Hasta los protoplastas y el ángel expulsador del Paraíso tienen 
esos vestidos con franjas horizontales, estilo propio del escultor




Lo que sí pudiera tener relación con la escena de violación, una vez juzgados sus protagonistas (al muerto al sexto día no les daría tiempo) es la abundante figuración de torneos y justas en los capiteles aledaños, pero eso ya no es tema de esta entrada. Sobre el combate ordálico de Roldán y Ferragut ya lo hemos comentado en este blog al estudiar el magnífico capitel de Estella (Navarra). (Entradas del 6, 8 y 13 de Febrero de 2018). Una ordalía de libro. La presencia un tanto insólita  en un lateral de un Cristo coronado crucificado junto a una justa, refuerza la posibilidad de juicios y juramentos en el interior de la Concepción.



Lateral del capitel con ordalía, que muestra a un Cristo
crucificado que pudiera servir de testigo de la jura.(foto Omedes)

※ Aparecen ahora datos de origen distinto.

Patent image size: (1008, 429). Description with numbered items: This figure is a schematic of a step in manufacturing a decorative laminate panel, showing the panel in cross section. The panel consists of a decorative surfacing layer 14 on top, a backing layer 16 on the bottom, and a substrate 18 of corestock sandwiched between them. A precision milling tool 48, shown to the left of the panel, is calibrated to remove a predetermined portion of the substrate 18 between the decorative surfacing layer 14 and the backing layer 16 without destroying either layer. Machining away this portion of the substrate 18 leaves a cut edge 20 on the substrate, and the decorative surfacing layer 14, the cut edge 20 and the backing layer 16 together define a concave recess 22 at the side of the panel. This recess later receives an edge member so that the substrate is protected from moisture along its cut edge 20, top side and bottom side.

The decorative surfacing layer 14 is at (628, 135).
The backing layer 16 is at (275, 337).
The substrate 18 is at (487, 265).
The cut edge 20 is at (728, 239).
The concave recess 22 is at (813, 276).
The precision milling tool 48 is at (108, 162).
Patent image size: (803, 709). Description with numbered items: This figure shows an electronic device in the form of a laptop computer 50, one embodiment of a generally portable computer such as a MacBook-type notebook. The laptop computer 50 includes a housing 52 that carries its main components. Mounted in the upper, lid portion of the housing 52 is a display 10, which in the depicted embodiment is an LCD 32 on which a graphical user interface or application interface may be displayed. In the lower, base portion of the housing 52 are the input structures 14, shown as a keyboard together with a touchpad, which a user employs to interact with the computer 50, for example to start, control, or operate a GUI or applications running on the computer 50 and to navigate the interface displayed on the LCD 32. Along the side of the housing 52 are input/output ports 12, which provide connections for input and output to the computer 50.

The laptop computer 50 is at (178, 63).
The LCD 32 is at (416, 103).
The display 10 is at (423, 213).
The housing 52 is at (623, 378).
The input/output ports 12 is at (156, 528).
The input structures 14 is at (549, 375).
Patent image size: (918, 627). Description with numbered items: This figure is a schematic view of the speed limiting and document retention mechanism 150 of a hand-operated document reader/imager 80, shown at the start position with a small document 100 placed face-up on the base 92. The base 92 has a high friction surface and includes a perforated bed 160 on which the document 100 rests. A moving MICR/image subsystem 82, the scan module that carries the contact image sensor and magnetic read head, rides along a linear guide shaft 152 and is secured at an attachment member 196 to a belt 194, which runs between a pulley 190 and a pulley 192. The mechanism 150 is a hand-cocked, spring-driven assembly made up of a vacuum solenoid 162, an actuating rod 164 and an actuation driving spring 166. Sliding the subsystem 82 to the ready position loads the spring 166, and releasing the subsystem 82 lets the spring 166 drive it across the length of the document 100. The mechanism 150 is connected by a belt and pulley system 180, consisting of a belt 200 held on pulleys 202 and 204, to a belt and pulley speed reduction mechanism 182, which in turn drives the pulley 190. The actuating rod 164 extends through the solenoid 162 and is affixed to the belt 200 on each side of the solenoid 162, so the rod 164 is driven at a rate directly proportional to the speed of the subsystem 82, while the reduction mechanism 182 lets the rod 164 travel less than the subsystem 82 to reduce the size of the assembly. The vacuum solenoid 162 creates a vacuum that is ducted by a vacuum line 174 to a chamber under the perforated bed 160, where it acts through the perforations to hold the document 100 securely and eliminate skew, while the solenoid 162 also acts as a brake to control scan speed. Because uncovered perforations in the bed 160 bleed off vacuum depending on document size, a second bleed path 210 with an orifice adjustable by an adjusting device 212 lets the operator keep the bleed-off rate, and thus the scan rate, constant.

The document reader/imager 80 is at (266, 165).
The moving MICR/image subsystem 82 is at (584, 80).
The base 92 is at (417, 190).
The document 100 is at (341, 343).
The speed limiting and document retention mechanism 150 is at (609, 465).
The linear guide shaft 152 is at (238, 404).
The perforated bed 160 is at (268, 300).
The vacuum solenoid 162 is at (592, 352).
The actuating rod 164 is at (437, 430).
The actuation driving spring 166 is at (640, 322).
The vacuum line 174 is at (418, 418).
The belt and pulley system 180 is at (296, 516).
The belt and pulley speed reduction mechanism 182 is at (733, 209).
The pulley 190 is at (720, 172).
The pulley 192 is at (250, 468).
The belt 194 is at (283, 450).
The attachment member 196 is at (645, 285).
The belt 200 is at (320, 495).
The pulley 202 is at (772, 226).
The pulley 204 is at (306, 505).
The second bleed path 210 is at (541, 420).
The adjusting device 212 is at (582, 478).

El fino ojo de Omedes y las fotos que "reviven" a Cova en la sacristía de esta iglesia, con la vinculación con los tallistas de Santa Eulalia de Barrio de Santa María, nos permite relacionar los modelos no sólo de los cimacios que evidencia Omedes, sino los propios modelos de los repetidos temas del Pecado Original en Ochánduri (esperemos que no se pretendiera con ello culpabilizar a la mujer de su violación). 
Termino: ¿de veras resulta más fácil describir al diablo de su alero como "cornudo" en lugar de diablo, todo porque tiene facciones humanas? También hay otros cornúpetas en el alero...

Para no herir sensibilidades, diremos que es un personaje
disfrazado de diablo (pudiera ser un unicum, entonces).